ERA UMA VEZ...
Adriana Vieira Bastos

Numa cidadezinha muito distante daqui, localizada no meio do vale, vivia a mulher da casa pêssego. Pequena, olhar intrigante, misteriosa, fala rápida e de poucos amigos, estranhos tanto quanto ela. E o que mais incomodava: acordava para a vida ao anoitecer.

O dia amanhecia, a luz se apagava e o lugarejo acordava, sedento e ávido por mais uma história, ventilada de não sei onde, sobre o que se passava dentro das quatro paredes da casa pêssego.

Eis que, num belo dia, contrariando o ritmo local, resolve a mulher sair de seu mundo e andar pela cidade, com um computador no banco de passageiro de seu carro, extrapolando todos os padrões de aceitação local.

Se não bastasse, ao ser interpelada pelo guarda incumbido de acompanhar seus passos e garantir a segurança da cidade, respondeu-lhe, com um ar provocativo que, desta vez, não poderia ser multada, afinal, o computador estava com cinto de segurança.

A população, aflita e alvoroçada com tal fato, resolveu se reunir em volta da praça, para decidir sobre o que fazer com a mulher da casa pêssego.

O Delegado, baixinho, careca e barrigudo, optou por prendê-la antes que passasse a figurar como modelo ideológico perigoso aos jovens da cidade.

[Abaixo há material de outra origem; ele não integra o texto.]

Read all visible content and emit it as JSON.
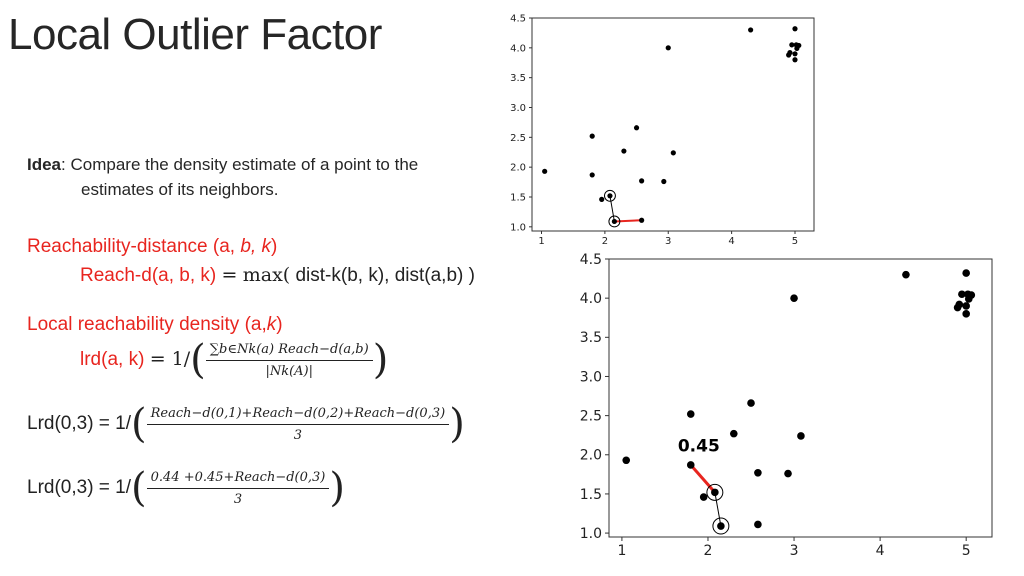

No entanto, pensaram um pouco e reconheceram que deste perigo a cidade estava livre. Há muito tempo os jovens já tinham perdido os computadores para seus pais, ávidos de encontros amorosos secretos e furtivos. 

O Secretário da Saúde, um médico um pouco mais estranho do que ela, cabelos longos, olhar vago e metido a poeta fora de hora, sugeriu interná-la, com medo de que saísse rasgando dinheiro em praça pública. Mas, técnicos da área econômica federal convenceram da impossibilidade deste evento. Era aposentada, não teria dinheiro para tanto. 

O representante eclesiástico, entusiasta da nova era inquisidora, rogou aos fiéis que a expulsassem do lugarejo, por cometer o maior sacrilégio contra a moral e bom costumes: vivia suas histórias sem dar satisfação de sua vida a ninguém e, pasmem, não se preocupava com o que pensavam dela. Só podia estar sob influência do anticristo...

Cá entre nós, conhecendo a mulher da casa pêssego, posso lhes assegurar que suas histórias certamente dariam um bom livro. Mas, para o desespero de seus leitores, um livro sem notas de rodapé.

Mas, voltando à história, quando se imaginavam chegando a um veredicto final sobre o destino que desejavam dar à esta mulher, foram surpreendidos pelo leva-e-traz do povoado, com a notícia estarrecedora de que ela havia acabado de se despedir da casa pêssego e partido sem nenhum alarde.

Atordoados com esta notícia, tiveram que passar a conviver apenas com o conteúdo de seus próprios rodapés: vidas vazias, arrastadas para o nada.

Dias, meses, anos se passaram, a casa mudara de cor, e até hoje os habitantes daquele lugarejo, com olhares tristes e perdidos no horizonte, se pegam perguntando: “- onde será que fôra parar a mulher que tanto os ajudava a enfrentar a mediocridade que eram as suas próprias vidas?”.